Visionary fiction has always been my favorite genre, even before I knew it existed as a genre. This post is about who influenced me to write visionary fiction. It’s bound to cause some controversy.
The drumroll please…
“The secrets of this earth are not for all men to see, but only for those who will seek them.” Ayn Rand, Anthem
I’m going to focus on the visionary fiction angle of Rand’s writing, which was what had influenced me. I view her politics as a minor aspect of her stories. It was the themes that strongly resonated with me and still do. I read Athem in my teens—when I knew little about politics. Today, I know a lot about politics, which is why I’m not a capitalist, socialist or anythingist. Nevertheless, like Rand, I do champion a society that respects the rights of the individual. That’s a consistent theme in all my writing.
While only Anthem is filed under visionary fiction, I connect all of Ayn Rand’s fiction to the genre.
“The creator requires independence. He neither serves, nor rules. He deals with men by free exchange and voluntary choice.” Ayn Rand, The Fountainhead
Only a tyrant would disagree with the above statement. For those not familiar with The Fountainhead, the creator relates to anyone who contributes to society.

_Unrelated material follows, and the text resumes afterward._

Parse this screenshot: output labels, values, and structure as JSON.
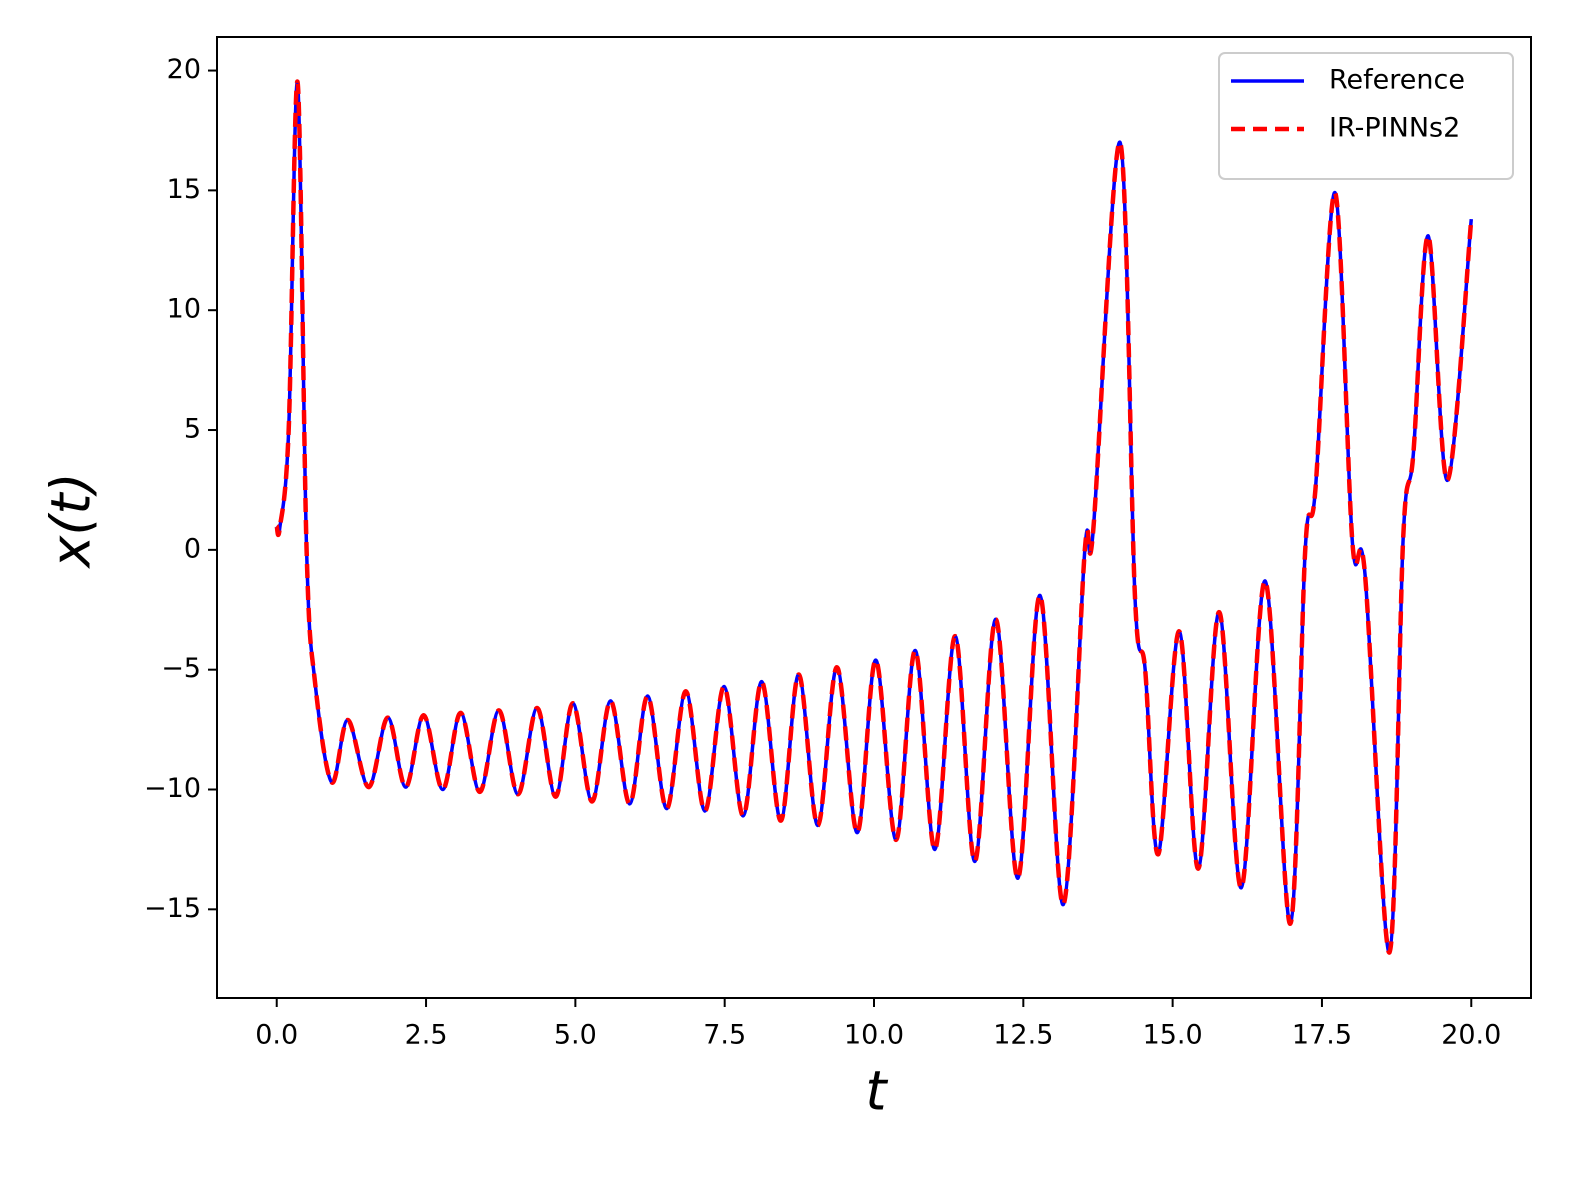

Because Rand defined herself by her politics and philosophy, the themes of her books are easy to overlook. In The Fountainhead, the protagonist, Howard Roark, is an architect who must compromise on his vision in order to appease his bosses and the heads of state. They shun his unique designs because they want every building constructed not to stand out. As the story continues, Roark becomes more humble, focusing more on his vision. It’s more important for him to see his building constructed than the recognition he would receive as the architect who designed it. He permits Peter Keating, another architect, to take credit for his work. When Keating acquiesces under the pressure of the state and ruins Roark’s design, Roark blows up the building. Quite an extreme reaction, but I recall feeling the power in the scene. Roark took a stand, not just for his own right to express himself freely as an individual, but for everyone’s right to do so. It’s through the freedom of self-expression that we thrive and continue to evolve.
How many of us would do what Roark had done? How many of us would sit in the background while another person takes credit for our work? Ayn Rand publicly espoused the virtue of selfishness, but her stories reveal the complete opposite. Did she ever see this contradiction? If so, did it confuse her? She had admitted to being an atheist, but the subtext of her work comes across as deeply spiritual.
“What greater wealth is there than to own your life and to spend it on growing? Every living thing must grow. It can’t stand still. It must grow or perish.” Ayn Rand, Atlas Shrugged.
In analyzing Rand’s books at this level of my spiritual journey, I can clearly see that she was evolving through her own writing. Was she aware of it? Her personal life might have been less than ideal, but her words ring true even though she couldn’t live up to them. I feel the same about my own work. Damon, the protagonist from Unison, challenged me and continues to do so. I see him as an ideal—of something I can evolve into. Perhaps Rand viewed Howard Roark similarly.
Some people might argue as to whether The Fountainhead would be considered visionary fiction, but if Roark’s courtroom speech were understood and followed, the world would be at peace. That is the evolution of consciousness on a profound level!
“It’s the things that we admire or want that enslave us.” Ayn Rand, The Fountainhead
The Rand Influence
Ayn Rand stories inspired me to grow and live my dreams without compromise. However, it took me a while to get here. It wasn’t until I had started writing visionary fiction that I connected to the meaning of what Rand was saying through her fiction. In hindsight, I used to compromise with my writing, but I stopped when I wrote Unison. After I had typed my last word, I felt the power behind Howard Roark’s conviction. I had intellectualized it many years ago but had never felt it from within. Now I produce what comes from my heart and mind, and I’ll continue to evolve with each book that I write. Like Howard Roark, I won’t compromise on my vision, which is why I chose to self-publish.
“An inventor is a man who asks ‘Why?’ of the universe and lets nothing stand between the answer and his mind.” Ayn Rand, from Atlas Shrugged
The Connection in My Writing
One important lesson I have learned on my spiritual journey is that I can only evolve as an individual. In all my books, my protagonists typically come to a similar understanding, either consciously or subconsciously. Perhaps after we die, we enter a collective reality, but we humans don’t do collective well. Collectivism has always led to less freedom. Ayn Rand used this theme, and I do so as well in Unison. The main difference is I don’t directly involve politics in my work. It may be the by-product but never the main focus as I don’t view any political system as an ideal. Nevertheless, if I’m ever referred to a spiritual Ayn Rand, I wouldn’t take offense to it!